MOSCOW: Urals crude differentials to dated Brent in northwest Europe lost 45 cents a barrel on Tuesday in active trade after Russia topped up its oil export plan for Baltic Sea ports in April, trading sources said.

Oil loadings from Russia's Baltic Sea ports will rise to 6.8 million tonnes in April after Rosneft increased it planned exports of Urals crude from Primorsk by 200,000 tonnes on April 25-26 and 27-28, sources said on Monday.

Rosneft will also load 100,000 tonnes of Urals from Ust-Luga on April 20-21 on top of the initial loading plan, while Gazpromneft has cancelled its loading slot in Primorsk on April 23-24, traders said.

Rosneft's Tuapse refinery has advised Russia's transport monopoly Transneft that the crude oil intake suspension at the plant will continue until end of April, the Interfax news agency said.

Rosneft's Syzran refinery has limited crude oil intake for three days, Interfax cited Transneft as saying.

PLATTS WINDOW

Trafigura sold to Total 100,000 tonnes of Baltic Urals for April 21-25 loading at plus $0.10 a barrel.
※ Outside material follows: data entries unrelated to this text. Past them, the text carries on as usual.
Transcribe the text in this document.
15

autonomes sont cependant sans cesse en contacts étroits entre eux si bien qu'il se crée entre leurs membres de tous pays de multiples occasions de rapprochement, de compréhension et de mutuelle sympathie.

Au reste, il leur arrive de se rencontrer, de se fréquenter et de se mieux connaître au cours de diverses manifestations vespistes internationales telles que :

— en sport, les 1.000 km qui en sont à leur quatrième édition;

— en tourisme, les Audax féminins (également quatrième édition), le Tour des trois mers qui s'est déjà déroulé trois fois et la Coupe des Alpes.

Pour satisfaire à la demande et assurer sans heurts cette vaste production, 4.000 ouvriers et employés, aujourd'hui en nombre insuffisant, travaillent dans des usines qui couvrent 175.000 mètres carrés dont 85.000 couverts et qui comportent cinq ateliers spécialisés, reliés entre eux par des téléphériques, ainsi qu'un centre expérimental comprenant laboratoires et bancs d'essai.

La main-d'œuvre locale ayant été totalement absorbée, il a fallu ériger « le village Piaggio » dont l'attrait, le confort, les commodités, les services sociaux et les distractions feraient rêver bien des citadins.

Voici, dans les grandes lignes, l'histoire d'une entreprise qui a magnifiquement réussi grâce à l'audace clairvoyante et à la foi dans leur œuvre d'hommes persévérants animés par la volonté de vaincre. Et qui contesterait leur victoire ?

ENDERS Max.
That was down by 40 cents from Monday estimates for the grade.

Glencore sold to Shell a similar cargo for April 19-23 loading at dated Brent flat.

Trafigura offered 100,000 tonnes of Baltic Urals for April 28-May 2 at a premium of $0.25 a barrel, but withdrew.
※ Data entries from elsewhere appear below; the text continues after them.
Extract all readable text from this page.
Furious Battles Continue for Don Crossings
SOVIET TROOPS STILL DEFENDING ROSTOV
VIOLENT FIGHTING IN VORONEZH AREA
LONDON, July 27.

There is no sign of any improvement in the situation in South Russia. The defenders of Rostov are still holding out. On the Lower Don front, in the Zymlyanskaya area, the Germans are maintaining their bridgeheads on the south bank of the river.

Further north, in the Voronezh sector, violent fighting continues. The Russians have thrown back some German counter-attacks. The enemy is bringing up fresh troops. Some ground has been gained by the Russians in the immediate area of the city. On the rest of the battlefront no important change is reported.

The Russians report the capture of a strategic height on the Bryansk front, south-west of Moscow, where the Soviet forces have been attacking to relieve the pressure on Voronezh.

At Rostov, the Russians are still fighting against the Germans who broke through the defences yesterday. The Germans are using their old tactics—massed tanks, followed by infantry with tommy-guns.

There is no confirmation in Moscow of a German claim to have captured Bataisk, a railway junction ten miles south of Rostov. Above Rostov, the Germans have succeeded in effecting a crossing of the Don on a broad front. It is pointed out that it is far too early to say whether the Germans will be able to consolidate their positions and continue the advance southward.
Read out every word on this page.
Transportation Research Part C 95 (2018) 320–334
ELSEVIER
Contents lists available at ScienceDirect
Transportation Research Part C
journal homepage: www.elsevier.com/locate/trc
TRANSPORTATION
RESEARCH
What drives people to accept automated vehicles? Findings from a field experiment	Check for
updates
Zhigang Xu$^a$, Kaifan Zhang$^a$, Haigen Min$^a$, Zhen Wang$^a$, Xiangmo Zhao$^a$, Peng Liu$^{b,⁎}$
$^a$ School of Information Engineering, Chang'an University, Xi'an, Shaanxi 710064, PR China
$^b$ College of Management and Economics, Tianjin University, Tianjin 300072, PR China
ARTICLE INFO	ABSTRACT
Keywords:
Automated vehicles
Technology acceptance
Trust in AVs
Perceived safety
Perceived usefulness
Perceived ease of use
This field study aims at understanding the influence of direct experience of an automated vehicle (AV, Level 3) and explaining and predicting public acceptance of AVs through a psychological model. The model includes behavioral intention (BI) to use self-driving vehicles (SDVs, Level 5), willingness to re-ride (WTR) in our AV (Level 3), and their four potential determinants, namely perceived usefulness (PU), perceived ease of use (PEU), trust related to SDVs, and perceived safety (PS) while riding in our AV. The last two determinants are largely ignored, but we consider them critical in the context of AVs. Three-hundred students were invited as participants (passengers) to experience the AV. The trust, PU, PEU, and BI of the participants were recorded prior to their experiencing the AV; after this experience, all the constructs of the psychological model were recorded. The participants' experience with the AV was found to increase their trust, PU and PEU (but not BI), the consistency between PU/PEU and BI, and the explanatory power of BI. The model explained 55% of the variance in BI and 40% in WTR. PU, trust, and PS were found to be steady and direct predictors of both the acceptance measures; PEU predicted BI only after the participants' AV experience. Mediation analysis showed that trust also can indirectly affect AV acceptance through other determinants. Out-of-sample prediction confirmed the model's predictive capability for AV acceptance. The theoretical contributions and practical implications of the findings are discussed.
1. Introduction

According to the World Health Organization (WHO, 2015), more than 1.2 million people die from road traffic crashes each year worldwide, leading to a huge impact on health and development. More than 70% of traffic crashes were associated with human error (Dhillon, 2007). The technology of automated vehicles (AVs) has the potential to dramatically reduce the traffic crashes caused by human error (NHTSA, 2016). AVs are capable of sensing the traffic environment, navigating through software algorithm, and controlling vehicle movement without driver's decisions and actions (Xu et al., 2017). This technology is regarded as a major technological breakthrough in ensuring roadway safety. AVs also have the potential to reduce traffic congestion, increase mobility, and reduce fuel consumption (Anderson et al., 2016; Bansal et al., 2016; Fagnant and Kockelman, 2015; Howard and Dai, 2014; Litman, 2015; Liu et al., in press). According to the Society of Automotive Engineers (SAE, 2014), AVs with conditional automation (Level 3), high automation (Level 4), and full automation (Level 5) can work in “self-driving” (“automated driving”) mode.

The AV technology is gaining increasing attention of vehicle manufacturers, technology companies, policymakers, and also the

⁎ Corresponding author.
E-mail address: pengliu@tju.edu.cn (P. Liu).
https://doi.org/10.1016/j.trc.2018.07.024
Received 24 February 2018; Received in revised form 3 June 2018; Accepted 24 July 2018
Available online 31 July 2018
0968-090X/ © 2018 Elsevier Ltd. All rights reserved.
There were no bids or offers for Urals, Azeri BTC, CPC Blend and Siberian Light in the Mediterranean.

 

Oil slipped from a five-month high above $71 a barrel as Russian comments signalling the possible easing of a supply-cutting deal with OPEC countered concern that violence in Libya could further tighten global markets.

President Vladimir Putin said Russia and OPEC should discuss the future of their oil output-cutting deal later this year, adding that current oil prices suited Moscow.

The Libyan state oil firm NOC met oil operating firms to discuss security at oilfields and allow production to continue, a company statement said.